Prognostic studies of time-to-event data, where researchers aim to develop or validate multivariable prognostic models in order to predict survival, are commonly seen in the medical literature; however, most are performed retrospectively and few consider sample size prior to analysis. Events per variable rules are sometimes cited, but these are based on bias and coverage of confidence intervals for model terms, which are not of primary interest when developing a model to predict outcome. In this paper we aim to develop sample size recommendations for multivariable models of time-to-event data, based on their prognostic ability.


We derive formulae for determining the sample size required for multivariable prognostic models in time-to-event data, based on a measure of discrimination, D, developed by Royston and Sauerbrei. These formulae fall into two categories: either based on the significance of the value of D in a new study compared to a previous estimate, or based on the precision of the estimate of D in a new study in terms of confidence interval width. Using simulation we show that they give the desired power and type I error and are not affected by random censoring. Additionally, we conduct a literature review to collate published values of D in different disease areas.
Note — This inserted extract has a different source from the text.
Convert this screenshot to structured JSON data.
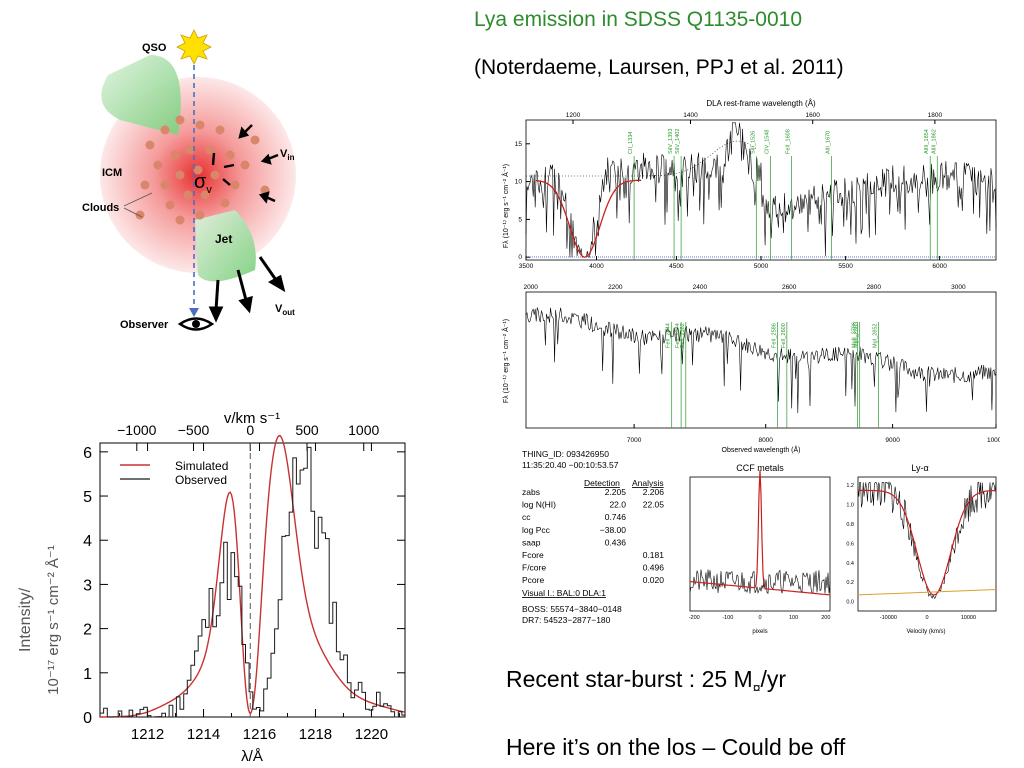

We illustrate our methods using parameters from a published prognostic study in liver cancer. The resulting sample sizes can be large, and we suggest controlling study size by expressing the desired accuracy in the new study as a relative value as well as an absolute value. To improve usability we use the values of D obtained from the literature review to develop an equation to approximately convert the commonly reported Harrell's c-index to D. A flow chart is provided to aid decision making when using these methods.


We have developed a suite of sample size calculations based on the prognostic ability of a survival model, rather than the magnitude or significance of model coefficients. We have taken care to develop the practical utility of the calculations and give recommendations for their use in contemporary clinical research.